Отечественная война 1812 года глазами современников (Авторов) - страница 93

Ростопчин за несколько месяцев уже готовил средства для сожжения Москвы, если бы надобность того потребовала. Это не подлежит сомнению. Он приготовлял все сожигательные снаряды под предлогом шара, сооружаемого машинистом Леппихом будто бы для истребления французской главной квартиры и даже, как говорили в Москве, самой неприятельской армии[102]. Должно удивляться, как <Михайловский-Данилевский в такой серьезной истории решился передать следующие подробности об этом шаре, и еще с теми заключениями, коими он (после) их сопровождает. Вот что, по рассказу Данилевского, Ростопчин доносил государю: «Леппих уничтожил мои сомнения. Когда шар будет готов, машинист хочет лететь в Вильну (sic!). Я совершенно уверен в успехе (sic!). Леппих предлагает мне с ним отправиться в путь (sic!), но я не смею оставить моего места без высочайшего разрешения (sic!!!)». В оправдание такой, можно сказать, мистификации Данилевский восклицает: «Ад надобно было отражать адом»[103].
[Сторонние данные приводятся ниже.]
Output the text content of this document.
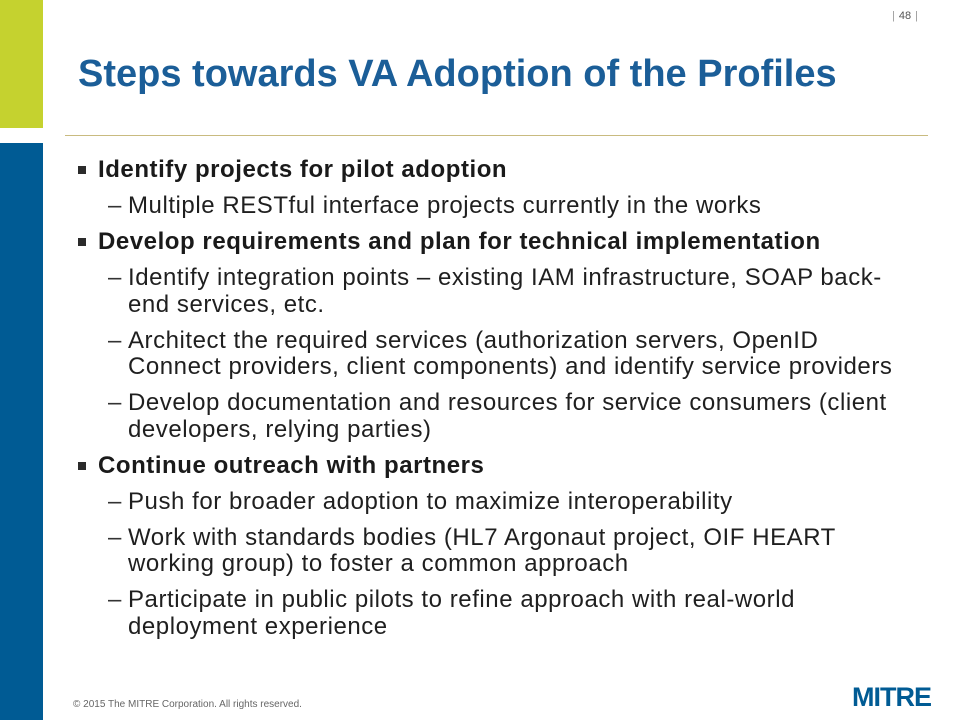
| 48 |
Steps towards VA Adoption of the Profiles
Identify projects for pilot adoption
– Multiple RESTful interface projects currently in the works
Develop requirements and plan for technical implementation
– Identify integration points – existing IAM infrastructure, SOAP back-
end services, etc.
– Architect the required services (authorization servers, OpenID
Connect providers, client components) and identify service providers
– Develop documentation and resources for service consumers (client
developers, relying parties)
Continue outreach with partners
– Push for broader adoption to maximize interoperability
– Work with standards bodies (HL7 Argonaut project, OIF HEART
working group) to foster a common approach
– Participate in public pilots to refine approach with real-world
deployment experience
© 2015 The MITRE Corporation. All rights reserved.	MITRE
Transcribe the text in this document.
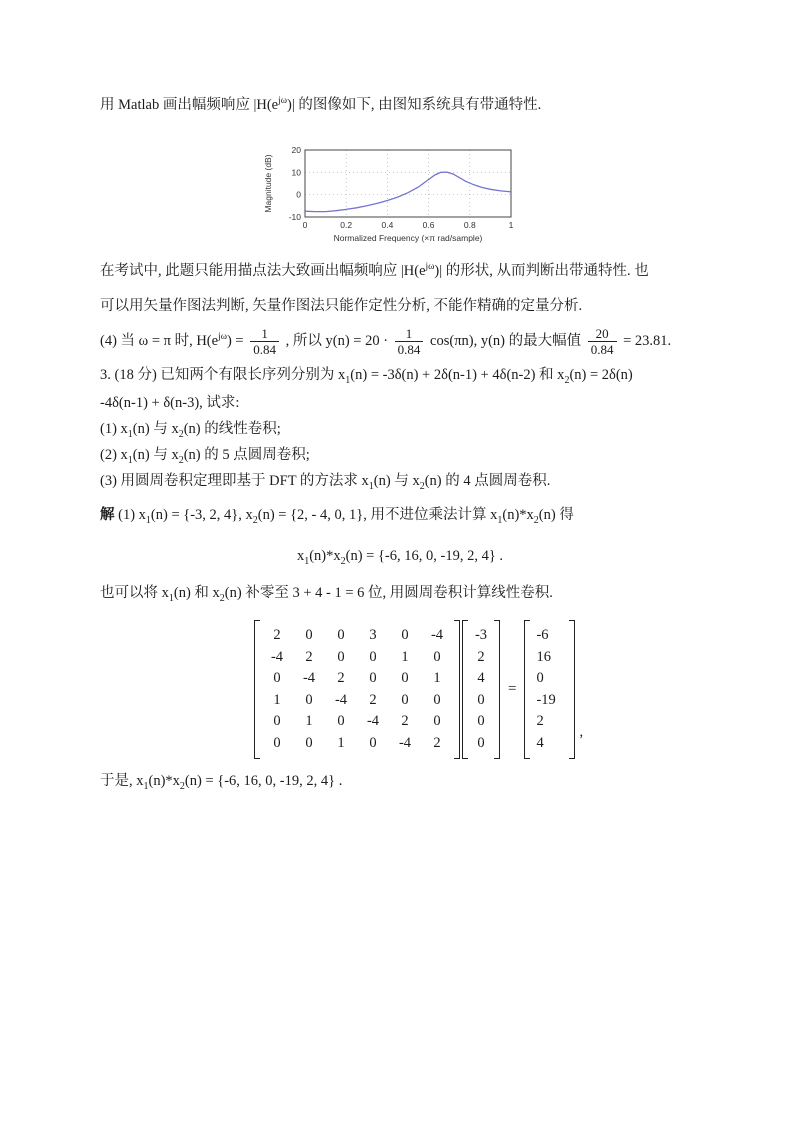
用 Matlab 画出幅频响应 $|H(e^{j\omega})|$ 的图像如下, 由图知系统具有带通特性.
-10
0
10
20
0	0.2	0.4	0.6	0.8	1
Normalized Frequency (×π rad/sample)
Magnitude (dB)
在考试中, 此题只能用描点法大致画出幅频响应 $|H(e^{j\omega})|$ 的形状, 从而判断出带通特性. 也
可以用矢量作图法判断, 矢量作图法只能作定性分析, 不能作精确的定量分析.
(4) 当 ω = π 时, $H(e^{j\omega}) = \frac{1}{0.84}$ , 所以 $y(n) = 20 \cdot \frac{1}{0.84} \cos(\pi n)$, y(n) 的最大幅值 $\frac{20}{0.84} = 23.81$.
3. (18 分) 已知两个有限长序列分别为 $x_1(n) = -3\delta(n) + 2\delta(n-1) + 4\delta(n-2)$ 和 $x_2(n) = 2\delta(n)$
-4δ(n-1) + δ(n-3), 试求:
(1) $x_1(n)$ 与 $x_2(n)$ 的线性卷积;
(2) $x_1(n)$ 与 $x_2(n)$ 的 5 点圆周卷积;
(3) 用圆周卷积定理即基于 DFT 的方法求 $x_1(n)$ 与 $x_2(n)$ 的 4 点圆周卷积.
解 (1) $x_1(n) = \{-3$, 2, 4}, $x_2(n) = \{2$, - 4, 0, 1}, 用不进位乘法计算 $x_1(n)*x_2(n)$ 得
$x_1(n)*x_2(n) = \{-6$, 16, 0, -19, 2, 4} .
也可以将 $x_1(n)$ 和 $x_2(n)$ 补零至 3 + 4 - 1 = 6 位, 用圆周卷积计算线性卷积.
2	0	0	3	0	-4
-4	2	0	0	1	0
0	-4	2	0	0	1
1	0	-4	2	0	0
0	1	0	-4	2	0
0	0	1	0	-4	2
-3
2
4
0
0
0
=
-6
16
0
-19
2
4
,
于是, $x_1(n)*x_2(n) = \{-6$, 16, 0, -19, 2, 4} .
Итак, Наполеонову пятисоттысячную армию с двумя тысячами орудий, то есть ад, надобно было отражать адом же — воздушным шаром с фейерверками!!! Но и Ростопчина как разуметь здесь? Допустим, что московских жителей он должен был морочить и объявлять им: «Здесь мне поручено от государя сделать большой шар, на котором пятьдесят человек полетят, куда захотят, и по ветру и против ветра, а что от него будет, вы узнаете и порадуетесь. Если погода будет хороша, то завтра или послезавтра ко мне будет маленький шар для пробы. Я вам заявляю, чтоб вы, увидя его, не вздумали, что это от злодея, а он сделан к его вреду и погибели»[104]. Но как мог решиться Ростопчин, главнокомандующий в столичном граде Москве, в таких обстоятельствах доносить своему государю, что он не смеет отправиться в Вильну на воздушном шаре (с шарлатаном) потому только, что не имеет на то высочайшего разрешения? Это непостижимо! <…>

Все ожидали найти в истории Данилевского настоящие причины Московского пожара, но он это событие сделал еще более неразъяснимым прежнего. Я же остаюсь при своем убеждении, что когда Ростопчин получил от Кутузова сообщение об оставлении Москвы на следующий день, то он сейчас принял все меры, какие были в его власти, чтобы приготовленные Леппихом брандеры были разнесены во все части города по домам, лавкам и проч. Тогда достаточно было в нескольких местах зажечь какое-нибудь деревянное строение, и пожар сделался бы всеобщим.

В декабре 1812 года я, после этой трудной компании, отправился на отдых в Москву, куда вступил отец мой <Б. А. Голицын> с командуемым им ополчением Владимирской губернии, и тут я слышал от некоторых жителей столицы, что в день оставления нами Москвы, 2 сентября, они нашли в своих домах подброшенные мешки с порохом и разными снарядами, которые они прибрали и тем избавились от пожара.